Günler önce bir arkadaşım internette küçüklük fotoğrafını paylaşmış.Altına da not düşmüş, "hiç değişmemişim..."

Ben de aldım küçüklük fotoğraflarımı elime, baktım, inceledim…

Sonra düşündüm. Ben değişmiş miyim?

Farkettim ki çok geriye gitmişim.

Halbuki henüz 3-5 ay öncesine geri döndüğümde bile bugünle ne kadar farklıolduğumu görebiliyorum. Belki dışarıdan biri fark edemiyor ama ben fark ediyorum. Tabi bu değişim yeni biri oldum, anlamında değil.

Bu gelişen bir kafa, genişleyen bir ufuk, hızlıca geçen zamanın bana hissettirdikleri. Yoksa o 5 yaşındaki halimi hala hissedebiliyorum.

O ben değilim, diyemiyorum…

Hatta ne tatlıydım diye espri bile yapabiliyorum..

Kendimdeki değişimi en iyi far kettiğim, hatta değişimi en iyi hissettiğim dönem 17`den sonrasıydı. Üniversiteye geldiğim yıldan itibaren bana sorduklarında şunu diyebiliyordum; “Her dönem bir önceki dönemden daha iyiydi. Elhamdülillah…”

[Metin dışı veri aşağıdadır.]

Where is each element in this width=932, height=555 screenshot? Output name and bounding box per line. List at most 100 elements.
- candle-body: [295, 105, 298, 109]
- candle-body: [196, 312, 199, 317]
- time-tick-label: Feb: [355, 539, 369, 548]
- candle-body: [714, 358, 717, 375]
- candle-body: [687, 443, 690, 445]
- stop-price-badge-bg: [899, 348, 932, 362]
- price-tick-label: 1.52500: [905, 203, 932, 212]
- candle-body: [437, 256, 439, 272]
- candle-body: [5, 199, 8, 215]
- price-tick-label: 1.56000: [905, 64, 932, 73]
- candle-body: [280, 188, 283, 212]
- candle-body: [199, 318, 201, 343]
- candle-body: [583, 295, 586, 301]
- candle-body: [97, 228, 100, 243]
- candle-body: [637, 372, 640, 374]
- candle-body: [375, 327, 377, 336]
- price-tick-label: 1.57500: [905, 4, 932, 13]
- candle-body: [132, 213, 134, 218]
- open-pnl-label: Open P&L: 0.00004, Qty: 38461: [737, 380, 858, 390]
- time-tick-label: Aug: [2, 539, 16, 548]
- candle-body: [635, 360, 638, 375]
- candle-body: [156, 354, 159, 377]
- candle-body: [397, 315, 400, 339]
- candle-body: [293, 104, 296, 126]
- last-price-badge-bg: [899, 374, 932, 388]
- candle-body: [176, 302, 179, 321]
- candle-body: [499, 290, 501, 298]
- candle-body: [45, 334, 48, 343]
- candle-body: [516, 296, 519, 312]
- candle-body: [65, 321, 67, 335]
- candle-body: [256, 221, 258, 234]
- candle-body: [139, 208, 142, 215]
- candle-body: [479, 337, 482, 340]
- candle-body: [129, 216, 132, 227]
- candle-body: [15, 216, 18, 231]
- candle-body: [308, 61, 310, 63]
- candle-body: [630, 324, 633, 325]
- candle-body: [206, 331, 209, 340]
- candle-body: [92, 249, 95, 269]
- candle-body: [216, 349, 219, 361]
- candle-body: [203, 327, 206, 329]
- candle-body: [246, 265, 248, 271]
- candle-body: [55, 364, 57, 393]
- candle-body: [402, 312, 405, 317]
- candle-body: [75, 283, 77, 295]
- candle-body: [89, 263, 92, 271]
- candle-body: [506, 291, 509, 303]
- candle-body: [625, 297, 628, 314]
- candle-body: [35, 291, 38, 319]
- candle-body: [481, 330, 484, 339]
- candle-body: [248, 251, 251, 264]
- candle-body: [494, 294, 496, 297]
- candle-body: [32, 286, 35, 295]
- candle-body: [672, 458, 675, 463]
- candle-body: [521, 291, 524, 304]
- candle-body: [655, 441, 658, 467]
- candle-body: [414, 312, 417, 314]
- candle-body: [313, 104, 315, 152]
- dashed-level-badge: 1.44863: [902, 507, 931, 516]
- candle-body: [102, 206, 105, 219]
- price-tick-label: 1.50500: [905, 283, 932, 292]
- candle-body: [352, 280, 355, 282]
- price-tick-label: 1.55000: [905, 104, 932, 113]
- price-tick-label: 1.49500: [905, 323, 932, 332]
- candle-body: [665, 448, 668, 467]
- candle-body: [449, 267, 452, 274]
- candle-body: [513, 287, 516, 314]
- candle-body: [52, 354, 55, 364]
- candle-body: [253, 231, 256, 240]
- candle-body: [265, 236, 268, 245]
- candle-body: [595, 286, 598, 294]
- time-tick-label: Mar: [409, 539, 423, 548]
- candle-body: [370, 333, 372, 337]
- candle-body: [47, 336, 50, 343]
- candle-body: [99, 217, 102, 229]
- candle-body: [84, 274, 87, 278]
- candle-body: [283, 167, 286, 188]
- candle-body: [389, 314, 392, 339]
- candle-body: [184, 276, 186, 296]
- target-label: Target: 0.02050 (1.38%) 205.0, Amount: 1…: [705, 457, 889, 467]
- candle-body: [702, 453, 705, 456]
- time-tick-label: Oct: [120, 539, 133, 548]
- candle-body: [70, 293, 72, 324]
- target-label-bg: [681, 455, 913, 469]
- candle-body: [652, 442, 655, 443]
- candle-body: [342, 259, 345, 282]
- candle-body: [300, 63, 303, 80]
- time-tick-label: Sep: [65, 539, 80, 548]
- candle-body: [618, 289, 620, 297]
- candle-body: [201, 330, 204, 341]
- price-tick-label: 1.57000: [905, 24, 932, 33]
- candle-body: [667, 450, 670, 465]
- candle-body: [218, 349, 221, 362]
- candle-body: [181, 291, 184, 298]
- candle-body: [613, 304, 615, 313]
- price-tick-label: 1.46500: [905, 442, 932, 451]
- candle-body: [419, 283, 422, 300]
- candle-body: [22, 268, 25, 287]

Gerçekten bu böyleydi. Her yıl bir önceki yılı solladı. Her yıl bir önceki yılı küçümsedi. Ben küçümsemedim. Hatta; “daha iyi olabilirdim”in üzüntüsünü yaşadım.

Her yıl“bilmediğim ne çok eksiğim varmış” dedim.

Şimdi acısınıçektiğim konu “neyi bilmiyorum” meselesi.

Bilmediğin şeyi gider öğrenirsin değil mi?

Ama neyi bilmediğini bilmezsen öğrenemezsin.

Tatil bana bunları düşünme fırsatı veriyor. Şimdi oturup bilmediklerimin listesini yapacağım.

Gidip öğrenebileyim diye…

Önümüzdeki yıl, bu yılı sollasın diye...

Kendimi fark edebileyim, fotoğraflara bakınca gülümseyebileyim diye…

Değişmek mi dersiniz, büyümek mi dersiniz bilmiyorum ama aynı kalmayın derim ben, gelişin. Değişmek mümkün; mesele doğru değişiklikleri yapmakta..

Allah’ın Hallâk ve Muntakım esmasından pay alalım.

Değişmek hayatın en değişmeyen yasasıdır.